Having just finished our gender atypical act papers, I feel that it would be appropriate to discuss gender equality in academics, or the lack thereof. I could easily get into a discussion about how the ratio of male to female professors differs greatly between different departments and what that says about gender equality in various disciplines. Yet, I am more interested in the inequality of the sexes that we see from student-professor interactions in the classroom every day. Some of you who are reading this might be thinking “what in the world is this person talking about? I definitely do not feel like I am at a disadvantage in school because of my gender.” I was thinking the same thing when my professor, Dr. Frey from the WUSTL chemistry department, brought up this topic in a seminar for academic mentoring. However, the longer I looked at it, the more apparent the discrimination became.

                 One of the key points Dr. Frey made in her lecture was that teachers/professors (both male and female) tend to call on male students more often than female students in class.
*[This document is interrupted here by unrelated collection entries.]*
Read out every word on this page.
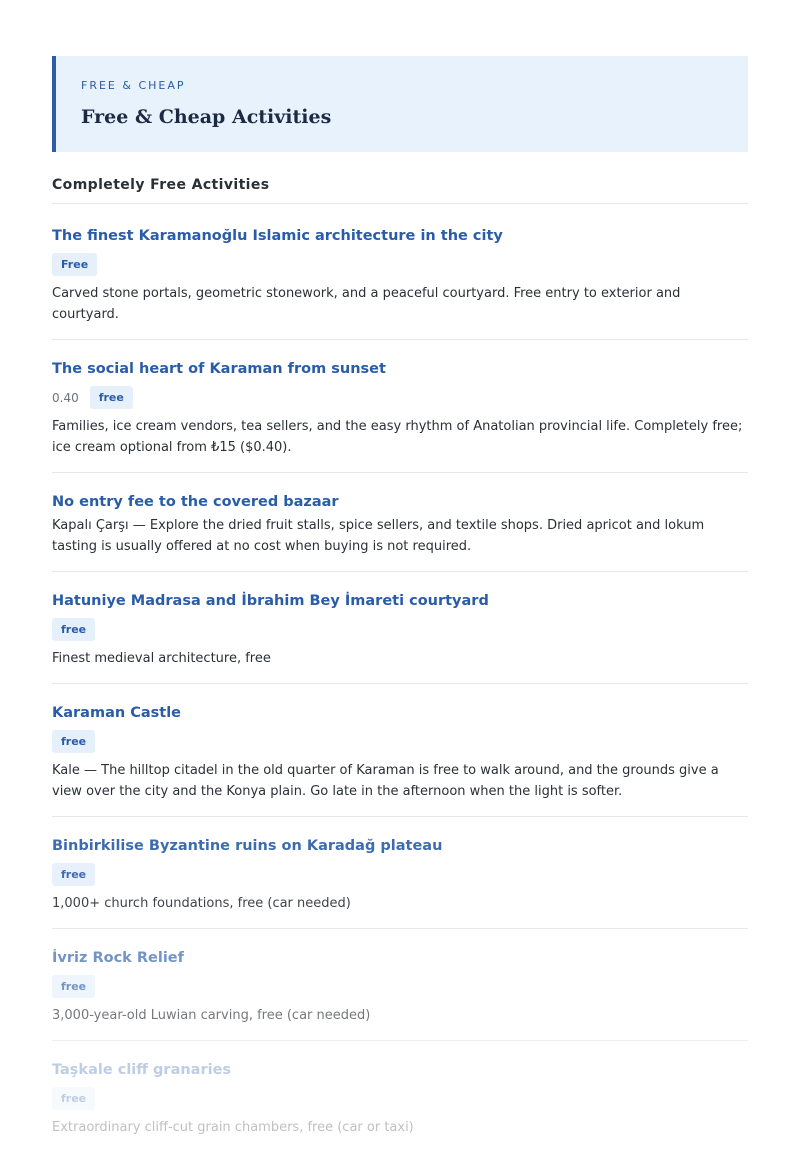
FREE & CHEAP
Free & Cheap Activities
Completely Free Activities
The finest Karamanoğlu Islamic architecture in the city
Free
Carved stone portals, geometric stonework, and a peaceful courtyard. Free entry to exterior and courtyard.
The social heart of Karaman from sunset
0.40	free
Families, ice cream vendors, tea sellers, and the easy rhythm of Anatolian provincial life. Completely free; ice cream optional from ₺15 ($0.40).
No entry fee to the covered bazaar
Kapalı Çarşı — Explore the dried fruit stalls, spice sellers, and textile shops. Dried apricot and lokum tasting is usually offered at no cost when buying is not required.
Hatuniye Madrasa and İbrahim Bey İmareti courtyard
free
Finest medieval architecture, free
Karaman Castle
free
Kale — The hilltop citadel in the old quarter of Karaman is free to walk around, and the grounds give a view over the city and the Konya plain. Go late in the afternoon when the light is softer.
Binbirkilise Byzantine ruins on Karadağ plateau
free
1,000+ church foundations, free (car needed)
İvriz Rock Relief
free
3,000-year-old Luwian carving, free (car needed)
Taşkale cliff granaries
free
Extraordinary cliff-cut grain chambers, free (car or taxi)
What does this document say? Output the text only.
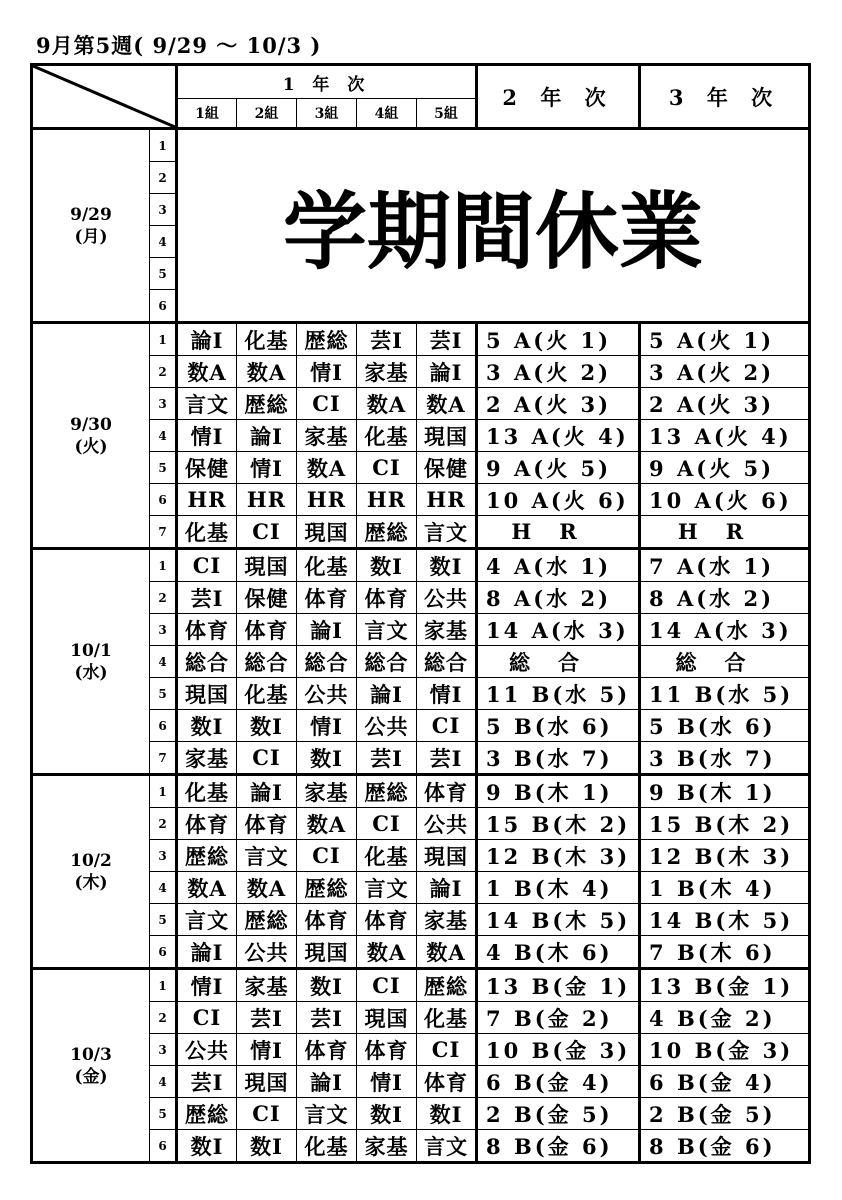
9月第5週( 9/29 〜 10/3 )
	1 年 次					2 年 次	3 年 次
		1組	2組	3組	4組	5組		

9/29
(月)	1	学期間休業						
	2							
	3							
	4							
	5							
	6							

9/30
(火)	1	論Ⅰ	化基	歴総	芸Ⅰ	芸Ⅰ	5 A(火 1)	5 A(火 1)
	2	数A	数A	情Ⅰ	家基	論Ⅰ	3 A(火 2)	3 A(火 2)
	3	言文	歴総	CⅠ	数A	数A	2 A(火 3)	2 A(火 3)
	4	情Ⅰ	論Ⅰ	家基	化基	現国	13 A(火 4)	13 A(火 4)
	5	保健	情Ⅰ	数A	CⅠ	保健	9 A(火 5)	9 A(火 5)
	6	HR	HR	HR	HR	HR	10 A(火 6)	10 A(火 6)
	7	化基	CⅠ	現国	歴総	言文	HR	HR

10/1
(水)	1	CⅠ	現国	化基	数Ⅰ	数Ⅰ	4 A(水 1)	7 A(水 1)
	2	芸Ⅰ	保健	体育	体育	公共	8 A(水 2)	8 A(水 2)
	3	体育	体育	論Ⅰ	言文	家基	14 A(水 3)	14 A(水 3)
	4	総合	総合	総合	総合	総合	総合	総合
	5	現国	化基	公共	論Ⅰ	情Ⅰ	11 B(水 5)	11 B(水 5)
	6	数Ⅰ	数Ⅰ	情Ⅰ	公共	CⅠ	5 B(水 6)	5 B(水 6)
	7	家基	CⅠ	数Ⅰ	芸Ⅰ	芸Ⅰ	3 B(水 7)	3 B(水 7)

10/2
(木)	1	化基	論Ⅰ	家基	歴総	体育	9 B(木 1)	9 B(木 1)
	2	体育	体育	数A	CⅠ	公共	15 B(木 2)	15 B(木 2)
	3	歴総	言文	CⅠ	化基	現国	12 B(木 3)	12 B(木 3)
	4	数A	数A	歴総	言文	論Ⅰ	1 B(木 4)	1 B(木 4)
	5	言文	歴総	体育	体育	家基	14 B(木 5)	14 B(木 5)
	6	論Ⅰ	公共	現国	数A	数A	4 B(木 6)	7 B(木 6)

10/3
(金)	1	情Ⅰ	家基	数Ⅰ	CⅠ	歴総	13 B(金 1)	13 B(金 1)
	2	CⅠ	芸Ⅰ	芸Ⅰ	現国	化基	7 B(金 2)	4 B(金 2)
	3	公共	情Ⅰ	体育	体育	CⅠ	10 B(金 3)	10 B(金 3)
	4	芸Ⅰ	現国	論Ⅰ	情Ⅰ	体育	6 B(金 4)	6 B(金 4)
	5	歴総	CⅠ	言文	数Ⅰ	数Ⅰ	2 B(金 5)	2 B(金 5)
	6	数Ⅰ	数Ⅰ	化基	家基	言文	8 B(金 6)	8 B(金 6)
Furthermore, teachers will wait longer for a male student to respond and even coach male students to develop their thoughts by giving them more extended feedback to their responses. Interestingly, the teachers are not intentionally biased. They do not realize that they treat their male and female students differently. If that is the case, does that mean it is the students’ problem?

                   While most students are brought up in an environment that promotes gender equality, males and females do in fact develop different communication styles. In most situations, the female style is disadvantageous. For example, girls tend to present their statements in a more hesitant fashion and often use qualifiers like “I guess” and “I was wondering”. Though it may be a sign of politeness, statements made in this manner are less likely to be taken seriously. Furthermore, in a large lecture class, female students are less likely to speak up and so males tend to dominate the discussion. Again, this kind of behavior is unintentional, but it is easily observed. Why does this happen? And perhaps more importantly, how can we stop it?

                    The underlying mechanism is the problem of gender construction in culture. It is a process that begins from birth and includes mundane things such as naming and color association as well as more subtle acts like social interactions with people. As functioning members of society, we have become successfully enculturated and so we have behavioral tendencies that seem to go against gender equality. This is not our fault, but it can be if we choose to ignore this fact. Culture is not easily fixed, but it can be changed as long as people in a society are aware of cultural issues. Therefore we must consciously watch ourselves and correct certain behaviors that we know go against our personal beliefs. For teachers, that may mean taking note of who you are calling on and making an effort to “count” the number of boys and girls you pick. For male students, it might mean encouraging your female peers to speak with more assertiveness and not overshadowing their opinions. For female students, it could mean not being apologetic when you speak, even if you are not completely sure of the answer. After all, if you are going to be wrong anyways, might as well be confidently wrong.